That principle is better known nationally as the "community schools" model — and it's about to get the endorsement of a newly-formed, powerhouse coalition of labor unions, faith-based groups and social justice organizations who see it as a new organizing principle for the Los Angeles Unified School District.

The coalition, known as "Reclaim Our Schools L.A.," envisions replicating the "wraparound services" already in place at some L.A. Unified schools — like at Garfield High's "Wellness Center," where a non-profit provider offers physical exams, family planning and mental health services — on campuses across the sprawling district.

"We want to build the schools to be the hub of those communities," said Patricia Castellanos, deputy director of the labor-aligned Los Angeles Alliance for a New Economy (LAANE), which is part of the coalition. "They're, in most cases, right down the street from us. Unless you have kids, the schools' neighbors don’t really engage otherwise. That [school] should be an anchor for those communities and for those parents."

The idea is far from new; as early as 1889, Chicago's Hull House brought educational and social services for immigrant families under one roof. But in the last decade, the New York City, Philadelphia, Oakland and Cincinnati school districts have rolled out reform initiatives under the banner of "community schools."

Reclaim Our Schools wants to add Los Angeles to that list. How exactly coalition members plan to do it is not yet clear; their vision document is more an outline of principles than a concrete action plan. Coalition members do plan to meet with L.A. Unified leaders and hold a community forum in the coming months.

"This group actually has a vision for, over a period of some time, moving the entire district to being a community school district," said Alex Caputo-Pearl, president of the United Teachers Los Angeles (UTLA) teachers union, which is part of the coalition.

It's not only wraparound services that Reclaim Our Schools coalition hopes to bring to L.A. schools. To them, according to the vision document, a true "community school" also teaches using a "culturally-relevant" curriculum, sets progressive student discipline policies, cares more about experienced teachers than test scores and attempts to create "authentic" relationships with parents.

Castellanos and Caputo-Pearl said the coalition's primary focus is on district-run schools in L.A. Unified. But what about charter schools operating in the district?

Reclaim Our Schools L.A.'s visioning document criticizes the "simplistic narrative forc[ing] all stakeholders in the public education system to take sides in an increasingly acrimonious debate."

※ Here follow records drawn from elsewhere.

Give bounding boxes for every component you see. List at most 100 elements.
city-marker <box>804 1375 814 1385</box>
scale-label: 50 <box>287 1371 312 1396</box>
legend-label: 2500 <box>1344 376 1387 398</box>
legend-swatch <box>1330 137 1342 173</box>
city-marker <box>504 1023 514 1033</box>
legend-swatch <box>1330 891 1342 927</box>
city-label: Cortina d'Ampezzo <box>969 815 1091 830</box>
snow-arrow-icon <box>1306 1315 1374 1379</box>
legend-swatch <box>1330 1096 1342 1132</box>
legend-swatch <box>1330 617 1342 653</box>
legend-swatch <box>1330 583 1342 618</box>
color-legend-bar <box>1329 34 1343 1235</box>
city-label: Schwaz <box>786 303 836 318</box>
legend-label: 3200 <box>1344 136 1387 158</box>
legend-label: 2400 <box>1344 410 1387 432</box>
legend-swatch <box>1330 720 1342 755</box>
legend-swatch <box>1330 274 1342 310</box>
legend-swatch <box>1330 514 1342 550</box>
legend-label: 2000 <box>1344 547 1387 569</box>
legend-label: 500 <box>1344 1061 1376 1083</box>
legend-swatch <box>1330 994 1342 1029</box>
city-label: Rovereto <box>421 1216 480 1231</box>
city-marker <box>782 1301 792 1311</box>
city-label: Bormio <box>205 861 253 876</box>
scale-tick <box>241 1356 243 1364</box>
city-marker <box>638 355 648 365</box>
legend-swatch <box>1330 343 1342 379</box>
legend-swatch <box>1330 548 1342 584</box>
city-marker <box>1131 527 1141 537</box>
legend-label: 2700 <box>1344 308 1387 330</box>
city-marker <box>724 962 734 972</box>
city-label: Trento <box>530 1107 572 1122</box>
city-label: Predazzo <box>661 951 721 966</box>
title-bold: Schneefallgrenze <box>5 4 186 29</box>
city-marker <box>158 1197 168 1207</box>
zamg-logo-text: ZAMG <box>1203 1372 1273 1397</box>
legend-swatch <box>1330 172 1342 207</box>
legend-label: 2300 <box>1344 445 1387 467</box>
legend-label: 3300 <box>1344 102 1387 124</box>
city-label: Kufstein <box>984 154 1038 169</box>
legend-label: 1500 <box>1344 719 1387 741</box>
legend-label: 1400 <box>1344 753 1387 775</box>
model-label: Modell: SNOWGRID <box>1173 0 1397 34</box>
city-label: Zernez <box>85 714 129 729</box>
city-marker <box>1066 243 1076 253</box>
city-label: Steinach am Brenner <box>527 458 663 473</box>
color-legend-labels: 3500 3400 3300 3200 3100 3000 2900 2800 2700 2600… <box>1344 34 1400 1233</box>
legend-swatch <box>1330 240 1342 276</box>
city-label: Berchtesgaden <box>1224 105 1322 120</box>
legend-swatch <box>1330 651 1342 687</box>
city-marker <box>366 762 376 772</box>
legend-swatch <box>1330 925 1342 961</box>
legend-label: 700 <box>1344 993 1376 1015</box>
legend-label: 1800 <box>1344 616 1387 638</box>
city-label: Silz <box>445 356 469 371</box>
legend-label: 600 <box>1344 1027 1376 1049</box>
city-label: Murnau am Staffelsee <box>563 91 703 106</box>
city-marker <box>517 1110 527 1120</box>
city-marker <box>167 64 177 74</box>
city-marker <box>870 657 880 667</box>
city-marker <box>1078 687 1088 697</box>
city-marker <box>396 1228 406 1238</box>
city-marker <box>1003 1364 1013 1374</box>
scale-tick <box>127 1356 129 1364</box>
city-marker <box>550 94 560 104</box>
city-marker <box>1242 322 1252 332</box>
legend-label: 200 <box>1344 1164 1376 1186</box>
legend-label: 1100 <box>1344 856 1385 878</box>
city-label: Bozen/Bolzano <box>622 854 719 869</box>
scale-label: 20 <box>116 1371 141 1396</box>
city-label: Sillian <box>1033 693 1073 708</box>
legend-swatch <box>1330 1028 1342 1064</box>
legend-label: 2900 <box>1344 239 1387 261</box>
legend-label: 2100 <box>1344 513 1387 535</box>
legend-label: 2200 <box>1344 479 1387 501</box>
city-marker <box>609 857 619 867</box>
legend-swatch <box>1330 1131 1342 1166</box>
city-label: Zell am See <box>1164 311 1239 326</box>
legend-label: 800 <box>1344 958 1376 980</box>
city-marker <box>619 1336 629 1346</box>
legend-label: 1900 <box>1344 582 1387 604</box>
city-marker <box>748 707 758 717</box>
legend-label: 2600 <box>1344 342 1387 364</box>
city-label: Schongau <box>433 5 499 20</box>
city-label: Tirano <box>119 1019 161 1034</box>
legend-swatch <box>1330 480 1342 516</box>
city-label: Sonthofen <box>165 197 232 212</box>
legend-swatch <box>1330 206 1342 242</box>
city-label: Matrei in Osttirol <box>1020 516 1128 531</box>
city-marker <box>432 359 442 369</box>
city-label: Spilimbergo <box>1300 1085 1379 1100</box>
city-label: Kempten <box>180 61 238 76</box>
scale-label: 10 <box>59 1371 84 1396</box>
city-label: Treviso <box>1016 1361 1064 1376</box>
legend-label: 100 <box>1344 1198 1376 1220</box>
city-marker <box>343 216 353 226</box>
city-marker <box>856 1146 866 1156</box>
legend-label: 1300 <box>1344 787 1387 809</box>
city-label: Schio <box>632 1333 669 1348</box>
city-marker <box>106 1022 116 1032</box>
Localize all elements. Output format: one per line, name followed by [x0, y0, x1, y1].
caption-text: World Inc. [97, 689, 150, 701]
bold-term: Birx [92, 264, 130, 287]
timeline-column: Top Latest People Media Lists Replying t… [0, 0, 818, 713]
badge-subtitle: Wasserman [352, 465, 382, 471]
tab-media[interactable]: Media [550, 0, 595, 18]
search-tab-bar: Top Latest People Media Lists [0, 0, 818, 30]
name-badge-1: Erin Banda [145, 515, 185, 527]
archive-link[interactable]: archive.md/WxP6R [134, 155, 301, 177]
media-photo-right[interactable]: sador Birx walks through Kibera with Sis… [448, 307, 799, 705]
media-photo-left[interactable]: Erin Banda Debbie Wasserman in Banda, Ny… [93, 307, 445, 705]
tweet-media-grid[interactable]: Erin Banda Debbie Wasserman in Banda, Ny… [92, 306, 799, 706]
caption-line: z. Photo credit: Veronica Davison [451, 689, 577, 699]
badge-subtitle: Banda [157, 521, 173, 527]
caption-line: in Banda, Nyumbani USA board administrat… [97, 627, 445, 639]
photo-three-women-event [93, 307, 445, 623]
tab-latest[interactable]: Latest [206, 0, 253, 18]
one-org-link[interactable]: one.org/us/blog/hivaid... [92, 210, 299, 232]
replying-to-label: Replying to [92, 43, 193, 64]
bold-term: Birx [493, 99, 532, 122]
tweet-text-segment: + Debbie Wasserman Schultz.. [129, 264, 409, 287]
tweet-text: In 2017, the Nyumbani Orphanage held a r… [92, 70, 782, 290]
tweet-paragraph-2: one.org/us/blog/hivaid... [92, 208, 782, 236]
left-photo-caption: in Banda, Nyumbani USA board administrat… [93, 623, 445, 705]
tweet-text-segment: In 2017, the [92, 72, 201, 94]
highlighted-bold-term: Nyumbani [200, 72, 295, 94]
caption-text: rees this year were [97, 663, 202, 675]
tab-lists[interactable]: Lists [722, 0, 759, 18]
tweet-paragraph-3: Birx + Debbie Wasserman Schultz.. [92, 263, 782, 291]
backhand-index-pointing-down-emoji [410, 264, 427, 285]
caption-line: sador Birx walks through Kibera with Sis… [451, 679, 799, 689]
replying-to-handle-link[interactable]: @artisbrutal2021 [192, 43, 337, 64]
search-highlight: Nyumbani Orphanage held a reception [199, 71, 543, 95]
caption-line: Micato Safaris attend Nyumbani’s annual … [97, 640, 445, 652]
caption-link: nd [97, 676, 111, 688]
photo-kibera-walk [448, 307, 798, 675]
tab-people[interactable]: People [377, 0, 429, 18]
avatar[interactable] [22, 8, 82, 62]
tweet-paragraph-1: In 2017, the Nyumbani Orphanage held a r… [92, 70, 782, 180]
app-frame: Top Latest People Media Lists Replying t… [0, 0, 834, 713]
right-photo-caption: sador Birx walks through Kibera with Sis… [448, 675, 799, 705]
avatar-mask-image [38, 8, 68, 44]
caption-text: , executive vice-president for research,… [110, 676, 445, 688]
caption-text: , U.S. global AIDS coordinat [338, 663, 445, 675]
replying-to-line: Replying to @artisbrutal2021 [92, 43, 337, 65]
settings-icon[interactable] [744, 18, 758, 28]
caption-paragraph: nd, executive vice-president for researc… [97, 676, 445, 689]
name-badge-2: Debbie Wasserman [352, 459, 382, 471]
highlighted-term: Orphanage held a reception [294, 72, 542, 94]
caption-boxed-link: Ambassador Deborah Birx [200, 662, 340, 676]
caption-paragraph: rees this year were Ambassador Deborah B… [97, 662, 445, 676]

But the document also makes it clear the coalition's primary aim is to address L.A. Unified's shortcomings and bolster the district's attempts to boost its enrollment amid increasing competition from charters.

"Could a charter school fit under this model? I think so," Castellanos said. "I don’t see a reason why a charter school could not carry out a similar model so long as they are also being held to the same standard as public schools."

"If charter schools want to be a part of the conversation, we’re not opposed to that," Caputo-Pearl said. "But the community groups and labor organizations that are part of the Reclaim Our Schools L.A. coalition, are very aware of the challenges that unregulated charter growth poses to LAUSD."

The Reclaim Our Schools coalition is comprised of labor unions or labor-friendly organizations, such as UTLA, LAANE, the California School Employees Association and SEIU Local 99.

But it's also comprised of faith-based groups — like Clergy & Laity United for Economic Justice and the Southern Christian Leadership Conference of Southern California — and activist organizations like the NAACP, Coalition for Humane Immigrant Rights of Los Angeles (CHIRLA), Grassroots Coalition for the Schools LA Students Deserve and Alliance of Californians for Community Empowerment.

The coalition is planning a launch event at Dorsey High School in the Crenshaw neighborhood on Thursday afternoon.